Mais si Catea se pliait sans résistance aux activités choisies par sa mère, une part d’elle s’était toujours interrogée sur le monde en dehors du château. Sa propre malice avait déjà incité la jeune femme à tenter de s’éclipser, seulement pour découvrir que celle de la suzeraine surpassait la sienne. À chaque fois, Catea avait été reconduite dans ses quartiers avant d’avoir aperçu l’extérieur. Lilith, loin d’être irritée par cette désobéissance chronique, semblait ravie de constater que le tempérament démoniaque de sa progéniture n’avait pas été apprivoisé par son éducation inhabituelle. C’était en fait devenu la distraction favorite de Lilith que de voir quels stratagèmes Catea inventerait pour tenter de s’enfuir. Un jeu de ruse entre mère et fille pour savoir qui des deux courberait l’autre. Une guerre filiale que Lilith avait toujours remportée, seulement pour perdre sur un autre front.

En effet, les activités malveillantes au sein du château n’étaient rien en comparaison du désastre qu’entrainaient celles en dehors des murs.
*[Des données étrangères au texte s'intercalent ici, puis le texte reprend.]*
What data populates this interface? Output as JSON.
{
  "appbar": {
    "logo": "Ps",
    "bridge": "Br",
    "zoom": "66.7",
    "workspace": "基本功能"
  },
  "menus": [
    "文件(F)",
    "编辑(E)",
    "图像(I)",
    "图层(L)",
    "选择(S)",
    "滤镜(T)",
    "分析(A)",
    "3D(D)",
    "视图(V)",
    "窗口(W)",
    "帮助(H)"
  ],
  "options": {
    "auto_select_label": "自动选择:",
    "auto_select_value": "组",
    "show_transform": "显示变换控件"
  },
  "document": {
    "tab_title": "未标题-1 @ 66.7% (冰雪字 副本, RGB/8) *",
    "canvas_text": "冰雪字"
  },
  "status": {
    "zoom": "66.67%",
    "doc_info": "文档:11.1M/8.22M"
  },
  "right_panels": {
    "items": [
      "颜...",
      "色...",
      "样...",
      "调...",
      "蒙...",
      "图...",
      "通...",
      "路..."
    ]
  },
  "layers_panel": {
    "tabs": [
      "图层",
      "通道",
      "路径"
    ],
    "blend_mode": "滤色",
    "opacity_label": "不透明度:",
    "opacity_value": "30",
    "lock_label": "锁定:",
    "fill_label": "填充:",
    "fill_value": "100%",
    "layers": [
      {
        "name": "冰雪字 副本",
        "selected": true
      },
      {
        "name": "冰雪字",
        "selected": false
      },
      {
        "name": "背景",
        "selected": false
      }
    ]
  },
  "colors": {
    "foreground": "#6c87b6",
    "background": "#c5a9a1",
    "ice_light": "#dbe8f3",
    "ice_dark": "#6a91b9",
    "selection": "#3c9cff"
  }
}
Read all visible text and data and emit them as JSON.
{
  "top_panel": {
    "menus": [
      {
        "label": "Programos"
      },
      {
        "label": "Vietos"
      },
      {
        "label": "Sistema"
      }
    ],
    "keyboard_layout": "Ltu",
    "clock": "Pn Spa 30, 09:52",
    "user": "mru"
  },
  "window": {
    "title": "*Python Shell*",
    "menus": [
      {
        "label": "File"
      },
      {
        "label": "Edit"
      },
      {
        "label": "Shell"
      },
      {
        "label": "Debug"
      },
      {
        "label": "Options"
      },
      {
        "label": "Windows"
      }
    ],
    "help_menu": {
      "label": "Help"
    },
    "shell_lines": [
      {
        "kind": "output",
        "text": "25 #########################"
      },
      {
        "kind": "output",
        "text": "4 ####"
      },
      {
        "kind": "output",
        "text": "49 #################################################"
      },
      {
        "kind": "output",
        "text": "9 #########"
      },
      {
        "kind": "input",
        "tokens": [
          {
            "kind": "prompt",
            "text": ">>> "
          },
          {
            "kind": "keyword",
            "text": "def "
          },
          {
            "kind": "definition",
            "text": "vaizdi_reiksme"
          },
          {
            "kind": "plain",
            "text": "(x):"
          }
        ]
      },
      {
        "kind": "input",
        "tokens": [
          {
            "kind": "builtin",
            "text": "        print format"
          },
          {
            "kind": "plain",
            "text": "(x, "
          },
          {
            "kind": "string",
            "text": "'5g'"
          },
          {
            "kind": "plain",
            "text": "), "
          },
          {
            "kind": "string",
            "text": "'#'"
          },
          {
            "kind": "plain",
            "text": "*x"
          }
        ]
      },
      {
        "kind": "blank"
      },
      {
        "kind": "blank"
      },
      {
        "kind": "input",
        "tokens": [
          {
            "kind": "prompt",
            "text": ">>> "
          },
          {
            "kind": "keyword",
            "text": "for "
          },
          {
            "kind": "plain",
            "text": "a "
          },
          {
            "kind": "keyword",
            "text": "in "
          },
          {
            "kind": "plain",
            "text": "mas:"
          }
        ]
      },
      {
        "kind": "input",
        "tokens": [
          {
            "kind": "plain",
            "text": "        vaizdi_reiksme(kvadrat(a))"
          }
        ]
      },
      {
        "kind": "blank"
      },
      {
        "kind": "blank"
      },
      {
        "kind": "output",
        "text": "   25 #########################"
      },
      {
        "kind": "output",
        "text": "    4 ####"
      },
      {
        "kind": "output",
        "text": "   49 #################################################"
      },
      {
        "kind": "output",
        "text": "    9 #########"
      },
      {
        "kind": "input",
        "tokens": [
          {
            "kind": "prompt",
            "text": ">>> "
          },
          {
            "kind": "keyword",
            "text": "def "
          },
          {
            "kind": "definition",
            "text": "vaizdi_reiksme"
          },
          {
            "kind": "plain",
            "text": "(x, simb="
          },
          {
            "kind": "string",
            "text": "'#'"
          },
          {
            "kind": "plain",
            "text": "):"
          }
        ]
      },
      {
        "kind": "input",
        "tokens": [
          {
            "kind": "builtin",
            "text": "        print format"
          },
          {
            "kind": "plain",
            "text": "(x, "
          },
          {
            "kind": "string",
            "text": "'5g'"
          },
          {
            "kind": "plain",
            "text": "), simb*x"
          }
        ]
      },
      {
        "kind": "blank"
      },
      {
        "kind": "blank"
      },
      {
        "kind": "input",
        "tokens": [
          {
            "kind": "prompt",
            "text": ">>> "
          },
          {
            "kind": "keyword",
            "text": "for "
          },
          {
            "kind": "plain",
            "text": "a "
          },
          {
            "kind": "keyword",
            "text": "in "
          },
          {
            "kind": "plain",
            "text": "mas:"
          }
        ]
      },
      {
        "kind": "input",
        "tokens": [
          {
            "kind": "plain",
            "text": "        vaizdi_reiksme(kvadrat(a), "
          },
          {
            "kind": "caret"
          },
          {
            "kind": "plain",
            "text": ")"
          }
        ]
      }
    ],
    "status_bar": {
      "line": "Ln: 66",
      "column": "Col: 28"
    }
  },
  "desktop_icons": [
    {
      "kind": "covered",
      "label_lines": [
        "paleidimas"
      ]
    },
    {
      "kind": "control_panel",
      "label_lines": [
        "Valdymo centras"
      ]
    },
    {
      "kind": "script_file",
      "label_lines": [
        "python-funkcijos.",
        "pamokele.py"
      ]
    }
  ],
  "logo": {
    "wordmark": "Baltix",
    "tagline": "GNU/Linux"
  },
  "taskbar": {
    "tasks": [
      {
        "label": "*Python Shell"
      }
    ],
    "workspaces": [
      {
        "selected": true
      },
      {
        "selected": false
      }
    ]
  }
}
Plusieurs siècles s’étaient égrainés depuis la naissance de Catea et l’ennui, peste des immortels que Belzebuth lui-même avait redoutée, avait commencé à répandre son poison parmi les démons inférieurs. Ces derniers, lassés par les cadeaux de leur suzerain et poussés par l’absence d’humains à tourmenter, étaient retournés à la distraction la plus durable qu’ils connaissaient : la guerre. À travers les provinces, les quatre généraux étaient cependant parvenus à mater l’étincelle à force de magie et mensonges, non sans avoir vu quelques milliers de démons sombrer dans le sommeil.

Une victoire en demi-teinte qui ne devait pas durer, car bientôt ni les fausses promesses de l’élite, ni la crainte ne parvint à décourager les armées de se battre. Les guerres de Surface se multiplièrent au sein d’une population dévastée par l’ennui. Et plus le désoeuvrement fut criant, plus les assauts devinrent violents, condamnant les démons encore éveillés à des cycles de sommeil de plus en plus longs et fréquents. Bien trop vite, les membres de la cour eux-mêmes ne furent plus en mesure de résister à l’appel de la guerre.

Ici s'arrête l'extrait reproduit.